Report says homicides will increase in 22 US cities in 2021, but at a slow pace

A study of homicides in 22 cities during the first nine months of this year showed that the number of homicides was 4% higher in 2020 compared to the same period, with 126 more murders between January and September, the report said. Happened. According to the report, in the first three quarters of 2020, the same 22 cities saw a 36% increase in the number of murders over the same time frame in 2019.

according to a CCJ report released in JulyThe number of murders during the first half of 2021 increased by 16% compared to the same period last year. According to a preliminary FBI report, the number of homicides increased by 25% in 2020 compared to 2019, the biggest jump since the FBI released annual homicide figures in the 1960s.
Spike in Violent Crime Came as covid-19 pandemic Millions across the country protested racial injustice and police brutality after Floyd’s death last year, and the economy collapsed Under the burden of the pandemic.

The report said the murder rate peaked in the summer, before decreasing in the fall and winter and then rising again in the spring and summer this year. But even with the 2021 increase, the murder rate for the 22 cities studied was more than half what it was in the early 1990s, according to the report.

The increased attacks – attacks made with a deadly weapon or threats of serious injury – “exceeded levels of previous peaks” during the summer of 2020 in 17 cities with available data that would decrease for the rest of the year and then was at its peak before rising. In the first half of 2021, the report says. The number of aggravated attacks in the first three quarters of 2021 was 3% higher than the same period last year, with 1,515 more severe attacks, the report said.

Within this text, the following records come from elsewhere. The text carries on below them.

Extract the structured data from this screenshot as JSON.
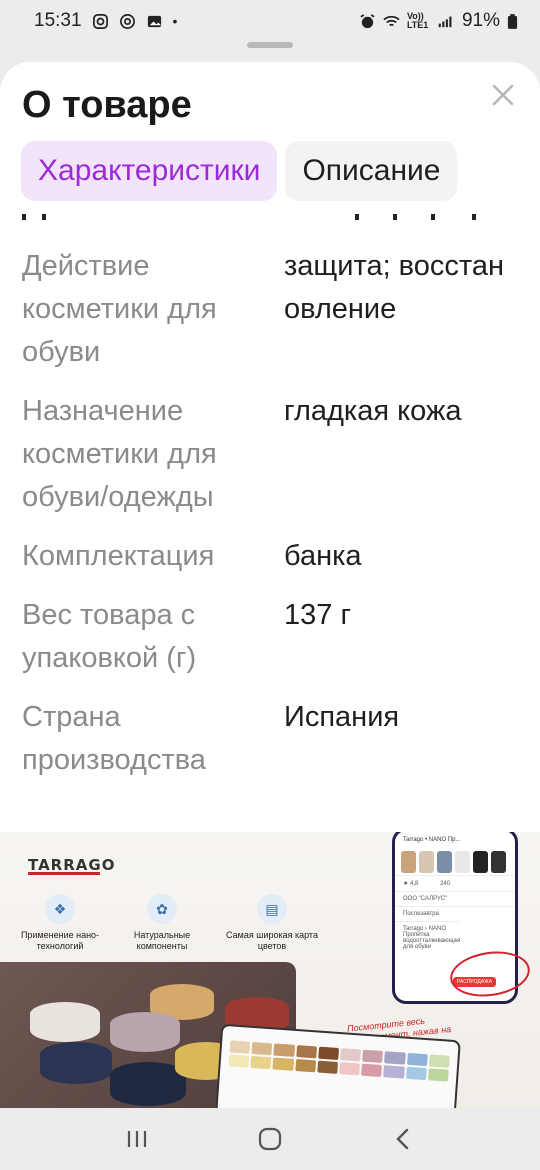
{
  "status_bar": {
    "time": "15:31",
    "network": "Vo)) LTE1",
    "battery": "91%"
  },
  "sheet": {
    "title": "О товаре",
    "tabs": [
      {
        "label": "Характеристики",
        "active": true
      },
      {
        "label": "Описание",
        "active": false
      }
    ]
  },
  "specs": [
    {
      "label": "Действие косметики для обуви",
      "value": "защита; восстановление"
    },
    {
      "label": "Назначение косметики для обуви/одежды",
      "value": "гладкая кожа"
    },
    {
      "label": "Комплектация",
      "value": "банка"
    },
    {
      "label": "Вес товара с упаковкой (г)",
      "value": "137 г"
    },
    {
      "label": "Страна производства",
      "value": "Испания"
    }
  ],
  "banner": {
    "brand": "TARRAGO",
    "features": [
      {
        "text": "Применение нано-технологий"
      },
      {
        "text": "Натуральные компоненты"
      },
      {
        "text": "Самая широкая карта цветов"
      }
    ],
    "phone": {
      "header": "Tarrago • NANO Пр...",
      "rating": "4,8",
      "questions": "240",
      "seller": "ООО \"САЛРУС\"",
      "delivery": "Послезавтра",
      "item": "Tarrago › NANO Пропитка водоотталкивающая для обуви",
      "sale": "РАСПРОДАЖА"
    },
    "caption": "Посмотрите весь ассортимент, нажав на логотип бренда"
  },
  "colors": {
    "accent": "#9c2bd6",
    "accent_bg": "#f2e4fb",
    "label_gray": "#8a8a8f"
  }
}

In 13 cities with available data, guns peaked during the summer of 2020 and peaked again in the spring and summer of this year. The report said there were 109 more gun attacks in the first three quarters of 2021 compared to the same period last year.

“Even at a slow rate of increase, increased rates of homicide and serious attacks require an immediate response from government and community leaders,” the report concluded. “Evidence-based strategies are available to address growth in the short- and medium-term. As the pandemic subsides, cities should redouble efforts to deploy hot-spot strategies that focus on those areas.” where violence is concentrated.”

The 22 cities studied in the report are St. Petersburg, Florida; Austin, Texas; Norfolk, Virginia; Louisville, Kentucky; Pittsburgh; Los Angeles; Raleigh, North Carolina; Nashville; Buffalo, New York; Atlanta; Washington DC; Philadelphia; Detroit; Chicago; Denver; Baltimore; Memphis, Tennessee; Milwaukee; Phoenix; Seattle; Omaha, Nebraska; and Chandler, Arizona.

Anti-crime efforts, including those involving street outreach activists and other non-police actors, must work together long term improvement To increase accountability for police misconduct and redirect some police roles to other agencies, the report said.

“Abandoning long-needed police reform is not a viable policy option,” the report said. “Rather, change is necessary to improve relations between police and communities and to bring about a lasting reduction in urban violence.”